Detroit Motor Show: Ford GT40 reborn

Le Mans-inspired machine takes shape under former Ford Australia designer's hand

Ford GT

AMERICA now has a true home-grown supercar, and all thanks to a Ford Australia designer now working in the US.

The car-making giant last night revealed its reborn GT40 supercar, with Ford Australia confirming the mid-engined track specialist was designed by a team led by former Ford Australia exterior designer Todd Willing, who now heads up the car maker's Asia Pacific design centre.

This is not a concept: the Ford GT will be put into series production and has firmly put the Detroit show's other supercar debut, the production version of the Honda NSX, firmly in the shade. It's set to rattle the cage of the Ferrari 458, Lamborghini Huracan and Porsche 911 Turbo.

Boss Bill Ford was beaming as the homage to the GT40 that rolled Ferrari at Le Mans four years in a row from 1966 was showcased to a cheering home audience.

When Wheels asked Bill Ford if the car meant a return to the famous French 24-hour race, his answer was an enthusiastic: "Watch this space!" If it happens, Ford will join dominant Audi, Porsche, Toyota and Nissan among manufacturers competing in the iconic event.

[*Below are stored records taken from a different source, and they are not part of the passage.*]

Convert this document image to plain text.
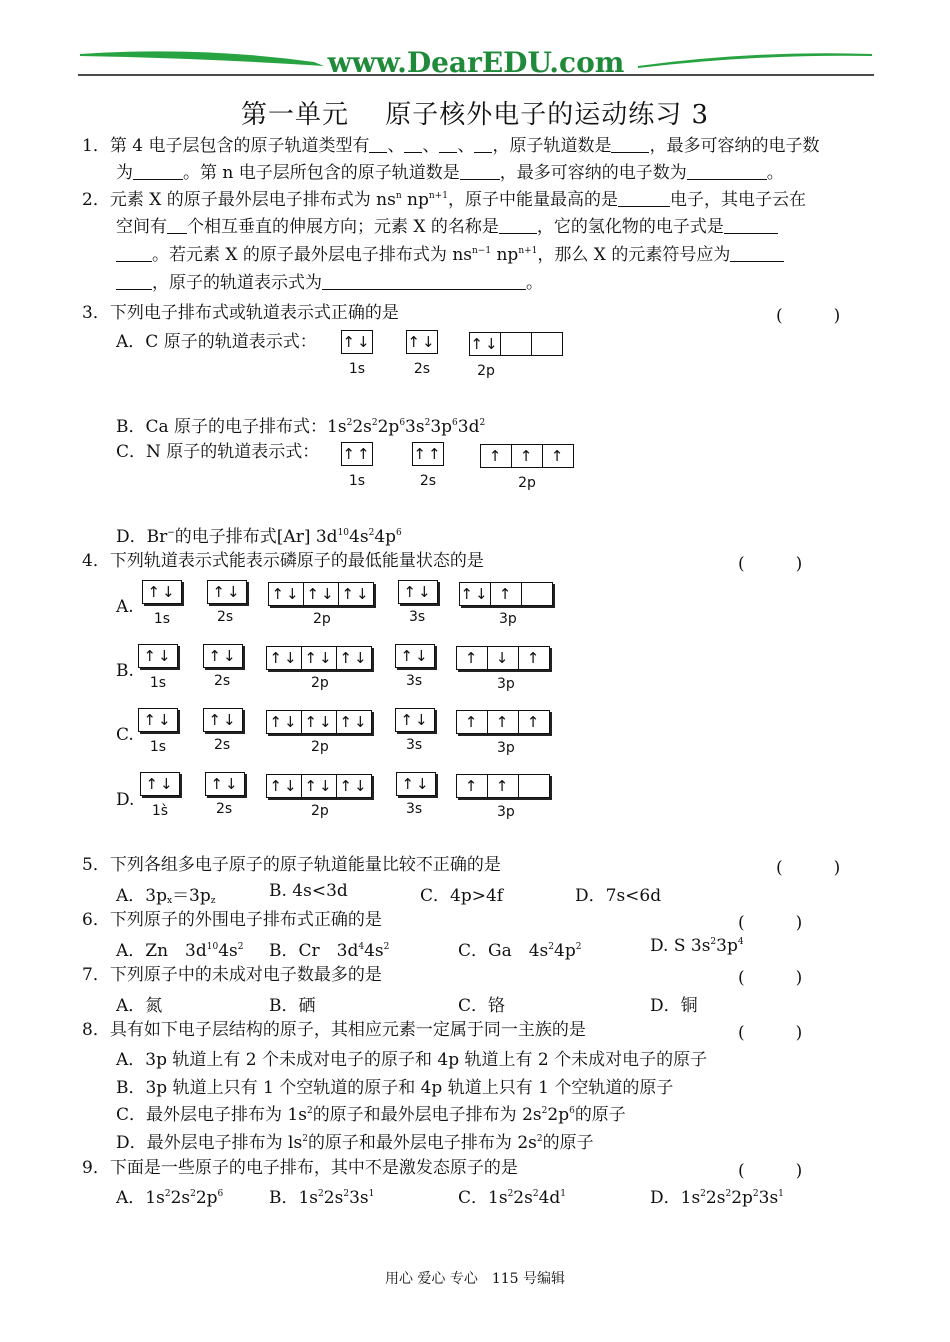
www.DearEDU.com
第一单元　 原子核外电子的运动练习 3
1．第 4 电子层包含的原子轨道类型有 、 、 、 ，原子轨道数是 ，最多可容纳的电子数
为	。第 n 电子层所包含的原子轨道数是 ，最多可容纳的电子数为	。
2．元素 X 的原子最外层电子排布式为 $ns^n$ $np^{n+1}$，原子中能量最高的是	电子，其电子云在
空间有 个相互垂直的伸展方向；元素 X 的名称是 ，它的氢化物的电子式是
。若元素 X 的原子最外层电子排布式为 $ns^{n-1}$ $np^{n+1}$，那么 X 的元素符号应为
，原子的轨道表示式为	。
3．下列电子排布式或轨道表示式正确的是	(　　　)
A．C 原子的轨道表示式： ↑↓
1s
↑↓
2s
↑↓
2p
B．Ca 原子的电子排布式：$1s^22s^22p^63s^23p^63d^2$
C．N 原子的轨道表示式： ↑↑
1s
↑↑
2s
↑	↑	↑
2p
D．Br−的电子排布式[Ar] $3d^{10}4s^24p^6$
4．下列轨道表示式能表示磷原子的最低能量状态的是	(　　　)
A.
↑↓
1s
↑↓ ↑↓ ↑↓ ↑↓ ↑↓ ↑↓ ↑
B.
↑↓
1s
↑↓ ↑↓ ↑↓ ↑↓ ↑↓	↑	↓	↑
C.
↑↓
1s
↑↓ ↑↓ ↑↓ ↑↓ ↑↓	↑	↑	↑
D.
↑↓
1s̀
↑↓ ↑↓ ↑↓ ↑↓ ↑↓	↑	↑
2s	2p	3s	3p
2s	2p	3s	3p
2s	2p	3s	3p
2s	2p	3s	3p
5．下列各组多电子原子的原子轨道能量比较不正确的是	(　　　)
A．$3p_x=3p_z$	B. 4s<3d	C．4p>4f	D．7s<6d
6．下列原子的外围电子排布式正确的是	(　　　)
A．Zn　$3d^{10}4s^2$ B．Cr　$3d^44s^2$	C．Ga　$4s^24p^2$	D. S $3s^23p^4$
7．下列原子中的未成对电子数最多的是	(　　　)
A．氮	B．硒	C．铬	D．铜
8．具有如下电子层结构的原子，其相应元素一定属于同一主族的是	(　　　)
A．3p 轨道上有 2 个未成对电子的原子和 4p 轨道上有 2 个未成对电子的原子
B．3p 轨道上只有 1 个空轨道的原子和 4p 轨道上只有 1 个空轨道的原子
C．最外层电子排布为 $1s^2$的原子和最外层电子排布为 $2s^22p^6$的原子
D．最外层电子排布为 $ls^2$的原子和最外层电子排布为 $2s^2$的原子
9．下面是一些原子的电子排布，其中不是激发态原子的是	(　　　)
A．$1s^22s^22p^6$	B．$1s^22s^23s^1$	C．$1s^22s^24d^1$	D．$1s^22s^22p^23s^1$
用心 爱心 专心　115 号编辑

With a body that apes both the GT40 and has classic supercar visual elements of Lamborghini and even Ferrari, its seductive wrapping showing off its construction with what Ford is claiming is the world first for a production car: carbon-fibre wheels. A much bolder design than the previous 2003 Ford GT, which looked almost identical to the now highly-collectable GT40, the 2016 GT uses a carbonfibre passenger cell and aluminium front and rear subframes, making this the first true US supercar for some time. 

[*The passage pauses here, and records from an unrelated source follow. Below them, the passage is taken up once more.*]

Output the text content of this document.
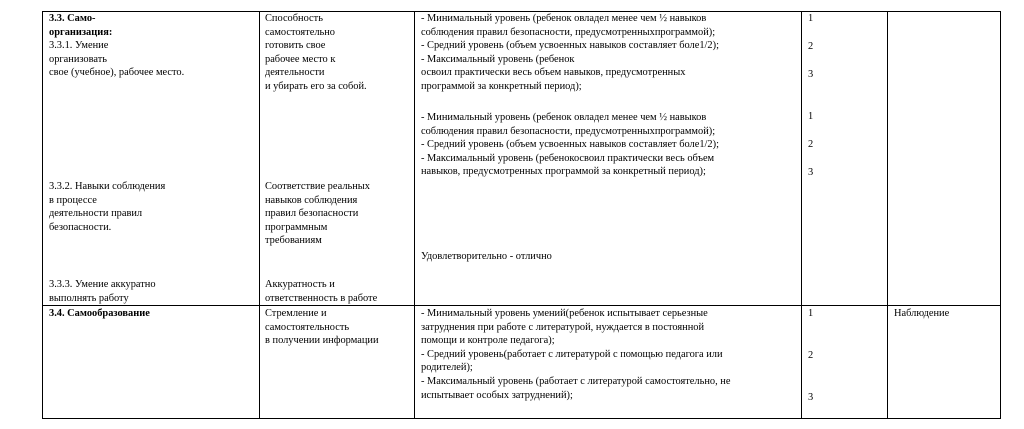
3.3. Само-
организация:
3.3.1. Умение
организовать
свое (учебное), рабочее место.
3.3.2. Навыки соблюдения
в процессе
деятельности правил
безопасности.
3.3.3. Умение аккуратно
выполнять работу
Способность
самостоятельно
готовить свое
рабочее место к
деятельности
и убирать его за собой.
Соответствие реальных
навыков соблюдения
правил безопасности
программным
требованиям
Аккуратность и
ответственность в работе
- Минимальный уровень (ребенок овладел менее чем ½ навыков
соблюдения правил безопасности, предусмотренныхпрограммой);
- Средний уровень (объем усвоенных навыков составляет боле1/2);
- Максимальный уровень (ребенок
освоил практически весь объем навыков, предусмотренных
программой за конкретный период);
- Минимальный уровень (ребенок овладел менее чем ½ навыков
соблюдения правил безопасности, предусмотренныхпрограммой);
- Средний уровень (объем усвоенных навыков составляет боле1/2);
- Максимальный уровень (ребенокосвоил практически весь объем
навыков, предусмотренных программой за конкретный период);
Удовлетворительно - отлично
1
2
3
1
2
3
3.4. Самообразование	Стремление и
самостоятельность
в получении информации
- Минимальный уровень умений(ребенок испытывает серьезные
затруднения при работе с литературой, нуждается в постоянной
помощи и контроле педагога);
- Средний уровень(работает с литературой с помощью педагога или
родителей);
- Максимальный уровень (работает с литературой самостоятельно, не
испытывает особых затруднений);
1
2
3
Наблюдение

Power comes from a mid-mounted 3.5-litre twin-turbo V6 that develops "more than 600hp", around 450kW. It's sent to the 20-inch rear wheels through a seven-speed dual-clutch transmission.

Inside is an F1-style steering wheel and Ferrari-like stalkless set-up, as well as fully configurable digital dash display.

Production numbers have not been confirmed, but the GT will be left-hand-drive only. That doesn't rule out right-hand-drive markets including Australia, with a spokesperson from Ford UK confirming that it will be sold there in left-hand-drive form. Pricing would be around the Ferrari 458, meaning around $600,000.

The GT was one of three Ford performance vehicles revealed, with the new F-Series Raptor ute shown as well as the track-ready Mustang GT350R, the first Ford with magnetic-adjust dampers.